We should not be surprised that the fossil fuel industry is now attacking research that supports the view that unconventional gasfields and fracking leads to massive unaccounted for fugitive emissions of methane gas. (http://www.smh.com.au/environment/report-on-gasfield-leaks-is-premature-says-industry-20121118-29ka2.html)
We need only to look at the deliberate campaign of misinformation waged for years now by the fossil fuel industry over climate science. Once again rather than respond to the science of impacts in a responsible way, their response is attack, counterclaim, dissembling propaganda and finally resort to simply spreading doubt in the general population once they have resoundingly lost on the science.
In the past two weeks we have seen all of this replayed in relation to independent university researchers uncovering evidence of fugitive methane emissions in gasfields.
Even before they have seen or read the reports the industry attacks the scientists, and more recently we see the federal minister for fossil fuel apologism also attacking the findings without even reading it. (http://www.smh.com.au/environment/minister-slams-unscientific-report-on-gas-leak-20121120-29nj5.html)
Whilst so much of the world struggles to generate independent data to responsibly assess risk, we have an irresponsible industry with deep historic links in the political establishment continuing to insist on their right to risk our health, our agricultural industries, our groundwater and the planets survival for a few years of extractive profit taking. (http://independentsciencenews.org/health/risk-and-responsibility-farming-food-and-unconventional-gas-drilling/)
We also have governments across Australia ignoring massive public outrage and opposition, ignoring clear warning sign from responsible scientists to fast track this industry.

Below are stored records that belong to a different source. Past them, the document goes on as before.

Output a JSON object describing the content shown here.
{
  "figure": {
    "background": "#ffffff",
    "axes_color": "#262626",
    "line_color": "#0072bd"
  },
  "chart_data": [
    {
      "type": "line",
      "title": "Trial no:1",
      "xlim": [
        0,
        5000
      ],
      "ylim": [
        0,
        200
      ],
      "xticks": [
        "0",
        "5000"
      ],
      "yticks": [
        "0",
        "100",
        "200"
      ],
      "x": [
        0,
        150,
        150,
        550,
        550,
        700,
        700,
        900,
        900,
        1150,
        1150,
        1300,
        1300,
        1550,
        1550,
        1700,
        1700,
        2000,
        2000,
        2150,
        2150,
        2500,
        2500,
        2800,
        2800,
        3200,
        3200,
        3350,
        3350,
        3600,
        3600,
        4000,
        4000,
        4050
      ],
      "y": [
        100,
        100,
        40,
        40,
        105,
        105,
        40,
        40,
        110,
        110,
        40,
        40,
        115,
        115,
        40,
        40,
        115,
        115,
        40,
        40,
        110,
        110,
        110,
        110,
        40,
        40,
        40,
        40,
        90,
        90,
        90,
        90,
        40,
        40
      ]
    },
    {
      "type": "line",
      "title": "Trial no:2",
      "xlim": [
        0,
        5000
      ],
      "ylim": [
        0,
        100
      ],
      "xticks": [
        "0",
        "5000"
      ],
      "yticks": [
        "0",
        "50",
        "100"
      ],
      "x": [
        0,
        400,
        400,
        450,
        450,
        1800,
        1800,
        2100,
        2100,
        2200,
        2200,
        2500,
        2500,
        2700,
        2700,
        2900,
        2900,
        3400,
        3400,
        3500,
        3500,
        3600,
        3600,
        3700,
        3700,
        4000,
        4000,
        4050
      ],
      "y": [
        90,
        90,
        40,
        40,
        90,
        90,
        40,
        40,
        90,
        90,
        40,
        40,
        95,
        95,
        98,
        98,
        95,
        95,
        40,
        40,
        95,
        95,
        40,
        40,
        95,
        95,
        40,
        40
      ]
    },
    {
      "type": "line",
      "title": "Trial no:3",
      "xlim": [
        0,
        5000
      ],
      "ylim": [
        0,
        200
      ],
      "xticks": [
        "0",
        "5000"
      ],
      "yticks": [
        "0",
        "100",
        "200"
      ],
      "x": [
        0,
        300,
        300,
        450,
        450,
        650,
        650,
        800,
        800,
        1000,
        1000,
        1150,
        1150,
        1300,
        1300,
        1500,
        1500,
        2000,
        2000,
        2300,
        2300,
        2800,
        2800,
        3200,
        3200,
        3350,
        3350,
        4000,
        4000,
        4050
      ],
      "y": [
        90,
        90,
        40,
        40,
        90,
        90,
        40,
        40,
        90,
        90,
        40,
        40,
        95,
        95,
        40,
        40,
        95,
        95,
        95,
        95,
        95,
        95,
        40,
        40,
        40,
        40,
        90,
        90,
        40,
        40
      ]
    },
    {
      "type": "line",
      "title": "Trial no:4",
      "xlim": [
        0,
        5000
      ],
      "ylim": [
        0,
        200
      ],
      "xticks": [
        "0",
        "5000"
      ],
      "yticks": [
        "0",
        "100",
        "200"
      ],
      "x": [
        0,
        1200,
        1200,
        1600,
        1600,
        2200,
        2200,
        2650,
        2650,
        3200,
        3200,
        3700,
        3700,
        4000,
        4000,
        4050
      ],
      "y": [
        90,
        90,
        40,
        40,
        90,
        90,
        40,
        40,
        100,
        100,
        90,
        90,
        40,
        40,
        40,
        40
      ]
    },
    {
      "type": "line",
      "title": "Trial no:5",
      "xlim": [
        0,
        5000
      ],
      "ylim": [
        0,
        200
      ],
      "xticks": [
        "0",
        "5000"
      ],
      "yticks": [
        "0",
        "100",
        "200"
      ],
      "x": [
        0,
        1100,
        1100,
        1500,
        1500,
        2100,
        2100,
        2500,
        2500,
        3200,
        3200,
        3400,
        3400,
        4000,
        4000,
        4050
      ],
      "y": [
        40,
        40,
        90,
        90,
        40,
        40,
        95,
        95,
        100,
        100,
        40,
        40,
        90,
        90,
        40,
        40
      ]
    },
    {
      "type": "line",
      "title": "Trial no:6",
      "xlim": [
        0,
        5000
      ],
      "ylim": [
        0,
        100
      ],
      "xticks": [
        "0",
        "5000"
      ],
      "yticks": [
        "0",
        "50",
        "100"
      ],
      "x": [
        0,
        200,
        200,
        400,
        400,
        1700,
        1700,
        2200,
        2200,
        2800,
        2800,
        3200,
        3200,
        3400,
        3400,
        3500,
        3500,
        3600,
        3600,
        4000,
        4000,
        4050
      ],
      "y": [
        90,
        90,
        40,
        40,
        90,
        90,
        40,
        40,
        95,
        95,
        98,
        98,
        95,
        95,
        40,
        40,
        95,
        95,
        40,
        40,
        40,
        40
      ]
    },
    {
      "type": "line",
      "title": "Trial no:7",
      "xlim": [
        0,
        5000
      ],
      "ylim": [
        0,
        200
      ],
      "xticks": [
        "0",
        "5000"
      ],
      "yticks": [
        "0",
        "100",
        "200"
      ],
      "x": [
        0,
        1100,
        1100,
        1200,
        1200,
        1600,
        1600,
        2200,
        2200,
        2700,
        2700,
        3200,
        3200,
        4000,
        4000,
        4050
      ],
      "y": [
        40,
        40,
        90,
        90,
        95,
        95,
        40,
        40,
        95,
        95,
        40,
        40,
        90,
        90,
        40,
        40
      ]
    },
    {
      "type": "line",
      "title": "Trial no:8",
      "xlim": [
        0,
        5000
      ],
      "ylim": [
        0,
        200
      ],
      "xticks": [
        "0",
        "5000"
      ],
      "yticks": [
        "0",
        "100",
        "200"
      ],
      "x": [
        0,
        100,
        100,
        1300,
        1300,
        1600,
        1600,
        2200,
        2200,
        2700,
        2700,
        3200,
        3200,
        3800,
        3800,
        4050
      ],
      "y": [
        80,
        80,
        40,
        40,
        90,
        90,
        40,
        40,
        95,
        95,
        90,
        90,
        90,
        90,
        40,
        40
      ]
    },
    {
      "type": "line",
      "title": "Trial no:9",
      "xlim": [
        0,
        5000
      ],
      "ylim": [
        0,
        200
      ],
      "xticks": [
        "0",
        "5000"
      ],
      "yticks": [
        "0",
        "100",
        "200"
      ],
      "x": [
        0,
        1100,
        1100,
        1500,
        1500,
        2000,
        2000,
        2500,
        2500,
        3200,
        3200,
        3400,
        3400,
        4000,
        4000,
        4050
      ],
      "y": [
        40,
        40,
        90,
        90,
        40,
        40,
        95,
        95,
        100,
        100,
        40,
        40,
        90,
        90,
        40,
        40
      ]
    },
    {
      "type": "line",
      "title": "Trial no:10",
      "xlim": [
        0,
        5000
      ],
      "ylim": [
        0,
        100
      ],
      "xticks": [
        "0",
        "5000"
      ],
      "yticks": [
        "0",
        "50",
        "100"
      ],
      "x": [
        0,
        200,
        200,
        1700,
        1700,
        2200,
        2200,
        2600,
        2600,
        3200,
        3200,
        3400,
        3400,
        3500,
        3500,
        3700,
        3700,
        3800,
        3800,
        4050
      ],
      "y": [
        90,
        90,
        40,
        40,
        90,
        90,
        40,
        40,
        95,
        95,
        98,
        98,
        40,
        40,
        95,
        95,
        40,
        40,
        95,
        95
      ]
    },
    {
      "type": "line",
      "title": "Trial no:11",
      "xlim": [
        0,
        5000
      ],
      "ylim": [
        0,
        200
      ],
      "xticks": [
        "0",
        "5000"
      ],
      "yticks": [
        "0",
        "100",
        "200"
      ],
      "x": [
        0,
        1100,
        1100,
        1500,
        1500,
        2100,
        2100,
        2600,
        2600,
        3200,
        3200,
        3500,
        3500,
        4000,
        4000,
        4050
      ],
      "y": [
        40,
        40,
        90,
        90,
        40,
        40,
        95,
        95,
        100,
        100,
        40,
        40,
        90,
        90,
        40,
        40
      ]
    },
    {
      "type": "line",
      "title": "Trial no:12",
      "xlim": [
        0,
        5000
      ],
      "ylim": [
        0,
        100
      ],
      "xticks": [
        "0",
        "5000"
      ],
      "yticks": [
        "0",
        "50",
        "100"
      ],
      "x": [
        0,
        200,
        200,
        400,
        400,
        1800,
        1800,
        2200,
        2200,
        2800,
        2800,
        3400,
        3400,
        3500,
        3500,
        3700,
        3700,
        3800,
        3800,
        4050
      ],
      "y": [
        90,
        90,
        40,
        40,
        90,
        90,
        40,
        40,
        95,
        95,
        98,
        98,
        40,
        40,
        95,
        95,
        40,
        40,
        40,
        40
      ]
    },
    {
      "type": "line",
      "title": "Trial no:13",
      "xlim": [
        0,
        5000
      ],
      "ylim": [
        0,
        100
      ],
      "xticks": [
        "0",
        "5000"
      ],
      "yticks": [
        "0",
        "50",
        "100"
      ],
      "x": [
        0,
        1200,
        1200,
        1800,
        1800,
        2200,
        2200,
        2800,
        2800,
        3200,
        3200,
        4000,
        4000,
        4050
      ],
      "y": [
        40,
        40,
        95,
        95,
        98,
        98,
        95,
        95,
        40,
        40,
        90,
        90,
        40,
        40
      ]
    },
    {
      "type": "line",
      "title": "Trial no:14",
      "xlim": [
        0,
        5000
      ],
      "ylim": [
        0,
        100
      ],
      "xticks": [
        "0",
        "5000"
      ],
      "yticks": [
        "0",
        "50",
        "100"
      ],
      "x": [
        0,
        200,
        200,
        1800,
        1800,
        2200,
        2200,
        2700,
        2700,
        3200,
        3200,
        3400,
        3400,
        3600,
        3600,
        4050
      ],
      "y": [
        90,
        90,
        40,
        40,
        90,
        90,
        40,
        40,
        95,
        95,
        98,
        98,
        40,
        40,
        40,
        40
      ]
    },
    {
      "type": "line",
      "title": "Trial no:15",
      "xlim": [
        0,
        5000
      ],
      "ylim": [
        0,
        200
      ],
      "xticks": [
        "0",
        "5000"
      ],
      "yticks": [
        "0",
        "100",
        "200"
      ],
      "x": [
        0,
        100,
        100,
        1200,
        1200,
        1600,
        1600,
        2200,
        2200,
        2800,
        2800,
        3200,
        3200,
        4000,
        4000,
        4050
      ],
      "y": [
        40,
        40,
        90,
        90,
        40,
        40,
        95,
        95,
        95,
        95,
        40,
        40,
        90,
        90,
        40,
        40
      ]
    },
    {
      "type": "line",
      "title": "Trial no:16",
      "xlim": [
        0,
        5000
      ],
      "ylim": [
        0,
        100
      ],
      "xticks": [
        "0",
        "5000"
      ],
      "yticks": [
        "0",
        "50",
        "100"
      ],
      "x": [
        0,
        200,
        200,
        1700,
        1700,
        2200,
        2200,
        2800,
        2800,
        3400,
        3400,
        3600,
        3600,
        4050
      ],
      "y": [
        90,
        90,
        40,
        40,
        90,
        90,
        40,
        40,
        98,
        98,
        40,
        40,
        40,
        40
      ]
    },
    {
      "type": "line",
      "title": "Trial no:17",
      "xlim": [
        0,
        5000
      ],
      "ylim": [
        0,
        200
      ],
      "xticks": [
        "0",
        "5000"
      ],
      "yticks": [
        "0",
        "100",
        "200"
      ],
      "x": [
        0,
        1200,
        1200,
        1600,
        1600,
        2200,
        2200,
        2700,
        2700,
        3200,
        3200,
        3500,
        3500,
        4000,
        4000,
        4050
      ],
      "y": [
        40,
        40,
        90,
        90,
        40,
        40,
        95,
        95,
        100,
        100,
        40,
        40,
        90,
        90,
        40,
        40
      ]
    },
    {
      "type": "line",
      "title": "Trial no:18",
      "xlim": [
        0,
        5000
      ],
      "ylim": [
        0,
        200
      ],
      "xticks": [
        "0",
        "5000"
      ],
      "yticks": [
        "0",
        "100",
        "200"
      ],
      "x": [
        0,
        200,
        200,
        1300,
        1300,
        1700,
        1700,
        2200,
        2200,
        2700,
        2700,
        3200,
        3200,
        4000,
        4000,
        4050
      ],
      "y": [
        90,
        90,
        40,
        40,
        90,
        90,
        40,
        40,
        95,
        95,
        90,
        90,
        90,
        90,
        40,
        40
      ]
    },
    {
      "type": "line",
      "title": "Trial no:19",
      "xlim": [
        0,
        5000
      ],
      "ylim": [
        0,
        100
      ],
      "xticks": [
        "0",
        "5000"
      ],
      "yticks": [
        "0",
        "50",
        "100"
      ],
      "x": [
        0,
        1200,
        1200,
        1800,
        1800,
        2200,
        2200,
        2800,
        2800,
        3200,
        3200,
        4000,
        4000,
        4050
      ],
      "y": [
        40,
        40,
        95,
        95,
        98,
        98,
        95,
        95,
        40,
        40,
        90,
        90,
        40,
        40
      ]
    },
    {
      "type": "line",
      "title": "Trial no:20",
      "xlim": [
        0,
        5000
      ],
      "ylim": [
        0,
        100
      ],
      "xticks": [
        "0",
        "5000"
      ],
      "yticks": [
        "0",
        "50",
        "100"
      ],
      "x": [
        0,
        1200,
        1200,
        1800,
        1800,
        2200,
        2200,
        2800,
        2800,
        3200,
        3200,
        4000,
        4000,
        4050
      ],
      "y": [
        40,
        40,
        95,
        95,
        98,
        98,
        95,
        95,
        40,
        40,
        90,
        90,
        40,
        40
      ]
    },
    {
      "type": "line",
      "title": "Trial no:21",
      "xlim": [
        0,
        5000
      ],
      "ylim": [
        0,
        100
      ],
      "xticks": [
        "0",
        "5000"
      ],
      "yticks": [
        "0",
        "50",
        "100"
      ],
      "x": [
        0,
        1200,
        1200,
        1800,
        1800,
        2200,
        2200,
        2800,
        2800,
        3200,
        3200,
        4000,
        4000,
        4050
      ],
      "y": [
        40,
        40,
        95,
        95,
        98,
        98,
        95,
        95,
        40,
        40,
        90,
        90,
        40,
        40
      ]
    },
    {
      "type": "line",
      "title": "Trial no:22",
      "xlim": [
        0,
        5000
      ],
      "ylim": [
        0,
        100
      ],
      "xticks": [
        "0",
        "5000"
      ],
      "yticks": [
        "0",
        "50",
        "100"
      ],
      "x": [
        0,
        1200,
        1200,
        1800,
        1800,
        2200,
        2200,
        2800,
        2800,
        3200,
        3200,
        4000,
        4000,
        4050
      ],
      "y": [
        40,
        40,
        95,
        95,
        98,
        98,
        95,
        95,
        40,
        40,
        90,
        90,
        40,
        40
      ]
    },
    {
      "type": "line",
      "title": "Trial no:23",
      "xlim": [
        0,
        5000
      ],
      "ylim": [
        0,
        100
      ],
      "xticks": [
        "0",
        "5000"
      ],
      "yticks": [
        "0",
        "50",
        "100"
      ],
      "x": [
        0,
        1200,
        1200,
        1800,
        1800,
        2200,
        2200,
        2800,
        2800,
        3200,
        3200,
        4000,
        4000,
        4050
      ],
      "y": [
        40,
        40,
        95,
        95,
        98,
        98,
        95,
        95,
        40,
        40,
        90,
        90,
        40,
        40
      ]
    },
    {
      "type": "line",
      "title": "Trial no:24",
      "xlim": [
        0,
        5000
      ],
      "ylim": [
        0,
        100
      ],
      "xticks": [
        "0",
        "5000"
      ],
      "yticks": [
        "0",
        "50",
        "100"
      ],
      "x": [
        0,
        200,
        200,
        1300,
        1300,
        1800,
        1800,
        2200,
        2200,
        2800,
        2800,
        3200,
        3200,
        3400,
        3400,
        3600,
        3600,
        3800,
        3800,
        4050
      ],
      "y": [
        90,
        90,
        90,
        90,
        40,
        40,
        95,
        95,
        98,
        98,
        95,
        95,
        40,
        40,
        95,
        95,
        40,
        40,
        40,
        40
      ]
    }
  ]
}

This is a crisis of democracy. The people are not being listened to and the scientists are not being listened to, government is recklessly pursuing a sectional corporate agenda.
As Dr Gavin Mudd has observed recently, the lack of regulation of the CSG industry is similar to the prevailing conditions in the financial sector that led to the global financial crisis. (http://www.northernstar.com.au/news/lack-of-csg-rules-compares-with-sub-prime-disaster/1615559/) There is simply not enough known about this industry, what we do know is positively frightening and yet they are expanding apace.
Clearly our institutions of governance are failing in relation unconventional gas development. The scientific evidence continues to grow about what a dirty and dangerous industry this is, and public opposition is reaching historically record levels. In the only community to be given a popular vote on the issue of CSG mining, Lismore in northern NSW, an astounding 87% voted ‘No’ to the industry. Three days later the state government approved a nearby CSG production licenses. Make no mistake this is a failure of democracy, and a crisis of governance. Thankfully the wheels are beginning to fall of the cart as far as investment in unconventional gas is concerned. It appears the investment community is more awake to the risks of this industry than our governments are.